Two of her closest friends from Congress, Sen. Kirsten Gillibrand, D-N.Y., and Rep. Debbie Wasserman Schultz, D-Fla., were in Giffords' Tucson, Ariz., hospital room at the time. Both had traveled to Arizona on Air Force One with President Barack Obama to attend a memorial service for the victims of Saturday's shooting rampage.
Obama and first lady Michelle Obama immediately headed to University Medical Center after landing in Tucson, and spent about 10 minutes with Giffords and her husband, Mark Kelly. Soon after, Gillibrand and Wasserman Schultz, along with House Minority Leader Nancy Pelosi, got their chance to visit.
The women became close friends while they were all serving in the House. Their professional bond turned personal, with Giffords and her husband going on double-dates with Gillibrand and her husband at Matchbox, one of their favorite Washington restaurants, and taking summer vacations to New Hampshire with Wasserman Schultz's family.
These were the memories they were sharing with Giffords when the congresswoman started to signal that she may have known they were there.
Gillibrand said she was holding Giffords' left hand when she started to feel it move. Giffords squeezed the senator's hand, then rubbed her hand with her thumb.
Then Giffords' right eye started to flicker. (Her left eye, damaged in the shooting, is bandaged.) For about 30 seconds, Giffords struggled, before finally opening her eye wide and straining to focus on her friends, husband, parents and doctor.

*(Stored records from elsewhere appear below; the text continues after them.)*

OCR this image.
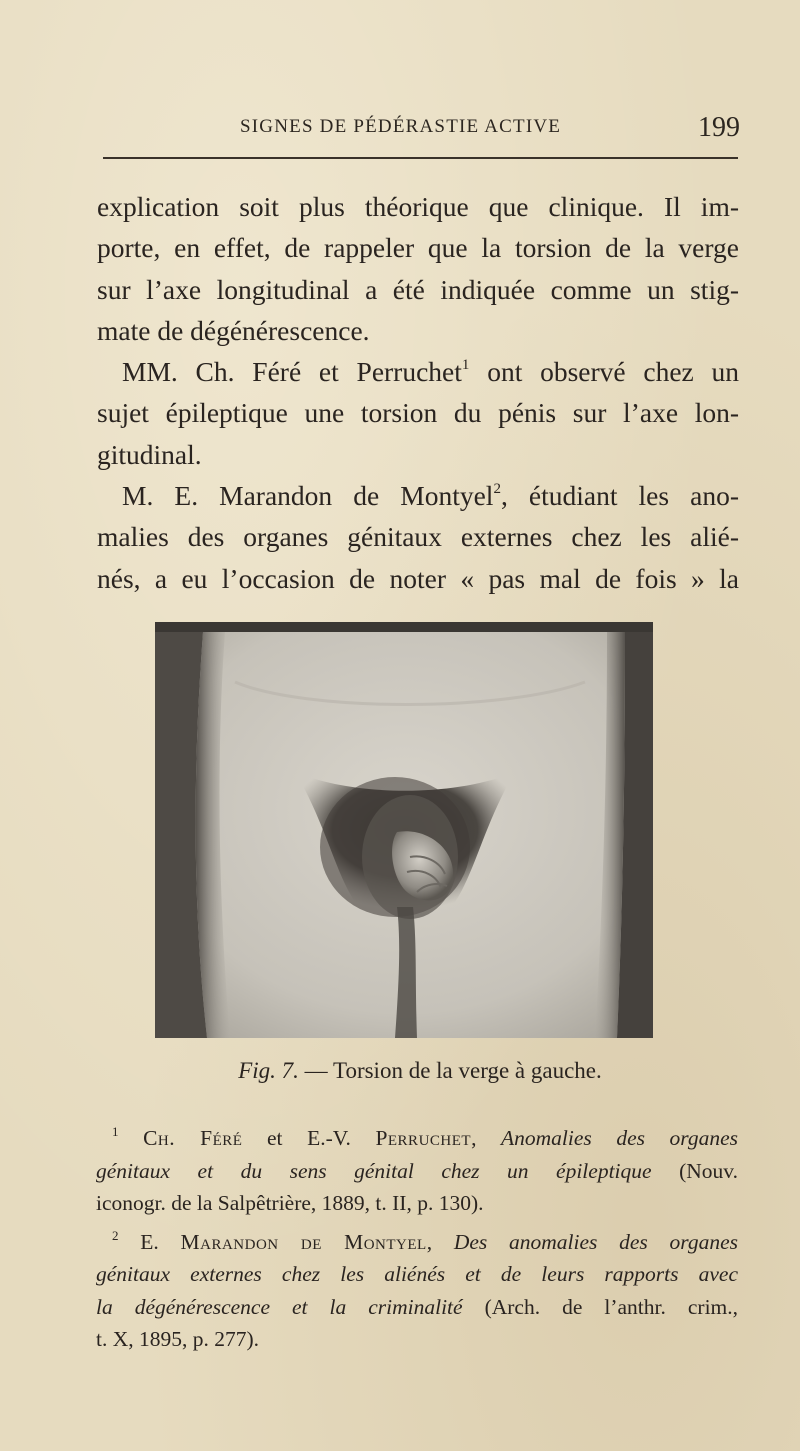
SIGNES DE PÉDÉRASTIE ACTIVE	199
explication soit plus théorique que clinique. Il im-
porte, en effet, de rappeler que la torsion de la verge
sur l’axe longitudinal a été indiquée comme un stig-
mate de dégénérescence.
MM. Ch. Féré et Perruchet$^1$ ont observé chez un
sujet épileptique une torsion du pénis sur l’axe lon-
gitudinal.
M. E. Marandon de Montyel$^2$, étudiant les ano-
malies des organes génitaux externes chez les alié-
nés, a eu l’occasion de noter « pas mal de fois » la
Fig. 7. — Torsion de la verge à gauche.
$^1$ Ch. Féré et E.-V. Perruchet, Anomalies des organes
génitaux et du sens génital chez un épileptique (Nouv.
iconogr. de la Salpêtrière, 1889, t. II, p. 130).
$^2$ E. Marandon de Montyel, Des anomalies des organes
génitaux externes chez les aliénés et de leurs rapports avec
la dégénérescence et la criminalité (Arch. de l’anthr. crim.,
t. X, 1895, p. 277).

"We knew she could hear and understand what we were saying," Gillibrand told reporters traveling back to Washington with the president Thursday morning.

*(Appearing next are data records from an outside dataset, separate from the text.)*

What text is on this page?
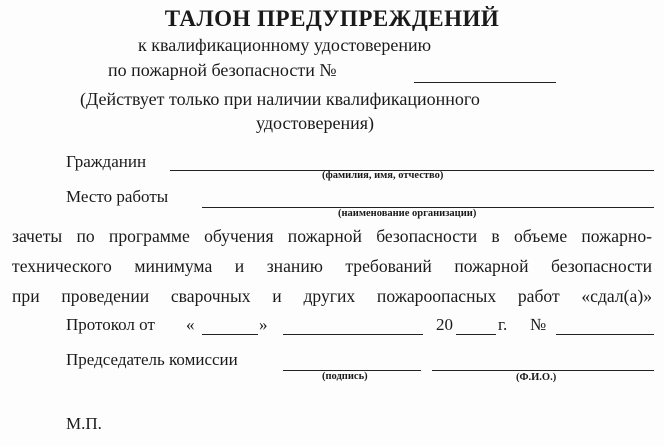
ТАЛОН ПРЕДУПРЕЖДЕНИЙ
к квалификационному удостоверению
по пожарной безопасности №
(Действует только при наличии квалификационного
удостоверения)
Гражданин
(фамилия, имя, отчество)
Место работы
(наименование организации)
зачеты по программе обучения пожарной безопасности в объеме пожарно-
технического минимума и знанию требований пожарной безопасности
при проведении сварочных и других пожароопасных работ «сдал(а)»
Протокол от «	»	20	г. №
Председатель комиссии
(подпись)	(Ф.И.О.)
М.П.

It was the first time Giffords had opened her eye since the shooting. Kelly told Giffords to give him a thumbs-up if she could hear him. Instead, she slowly raised her left arm.

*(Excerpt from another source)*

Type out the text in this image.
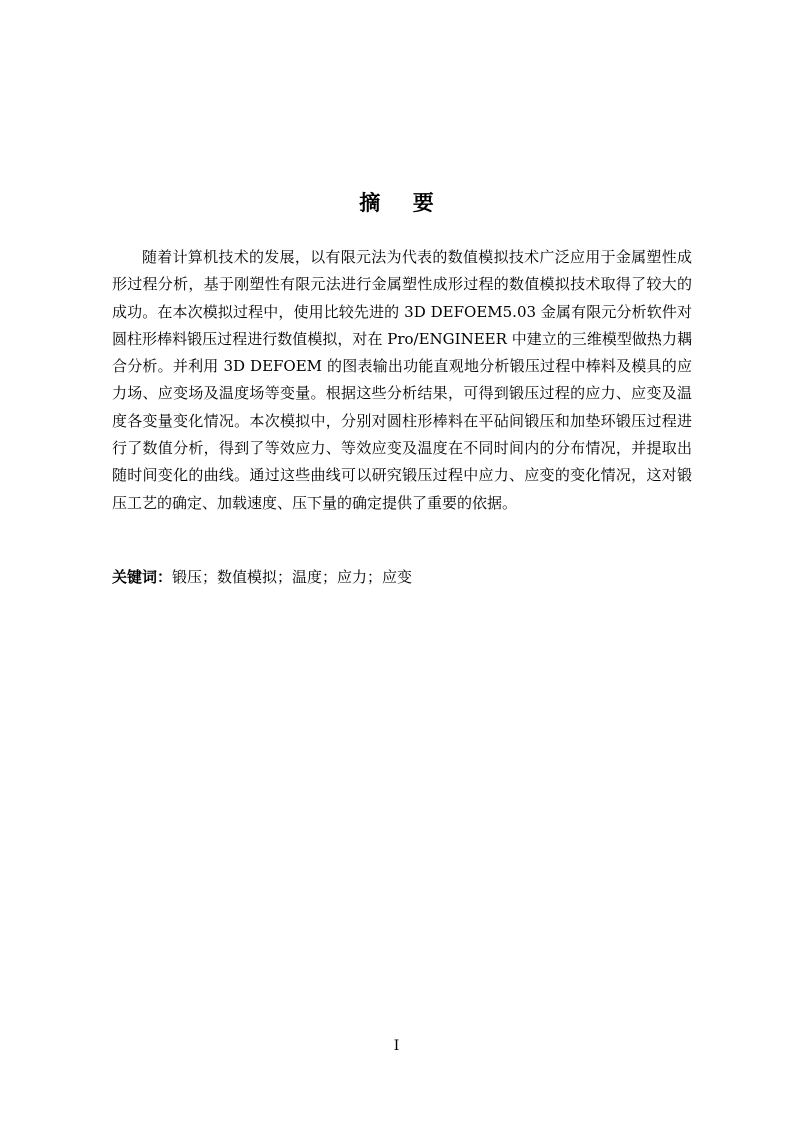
摘 要

随着计算机技术的发展，以有限元法为代表的数值模拟技术广泛应用于金属塑性成形过程分析，基于刚塑性有限元法进行金属塑性成形过程的数值模拟技术取得了较大的成功。在本次模拟过程中，使用比较先进的 3D DEFOEM5.03 金属有限元分析软件对圆柱形棒料锻压过程进行数值模拟，对在 Pro/ENGINEER 中建立的三维模型做热力耦合分析。并利用 3D DEFOEM 的图表输出功能直观地分析锻压过程中棒料及模具的应力场、应变场及温度场等变量。根据这些分析结果，可得到锻压过程的应力、应变及温度各变量变化情况。本次模拟中，分别对圆柱形棒料在平砧间锻压和加垫环锻压过程进行了数值分析，得到了等效应力、等效应变及温度在不同时间内的分布情况，并提取出随时间变化的曲线。通过这些曲线可以研究锻压过程中应力、应变的变化情况，这对锻压工艺的确定、加载速度、压下量的确定提供了重要的依据。

关键词：锻压；数值模拟；温度；应力；应变

I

"The doctor said this is amazing what she's doing right now and beyond our greatest hopes," Gillibrand said.
"It felt like we were watching a miracle," Wasserman Schultz said. "The strength that you could see flowing out of her, it was like she was trying to will her eyes open."
On ABC's "Good Morning America" on Thursday, Gillibrand added, "Everything that we love about Gabby was all there at that moment."
Kelly told the president and first lady about the development as they drove from the hospital to the University of Arizona's McKale Center, where Obama would speak at a memorial service. Kelly gave the president permission to tell the crowd about his wife's progress.
"Gabby opened her eyes," Obama told the cheering crowd. "So I can tell you: She knows we are here, she knows we love her, and she knows that we are rooting for her through what is undoubtedly going to be a difficult journey."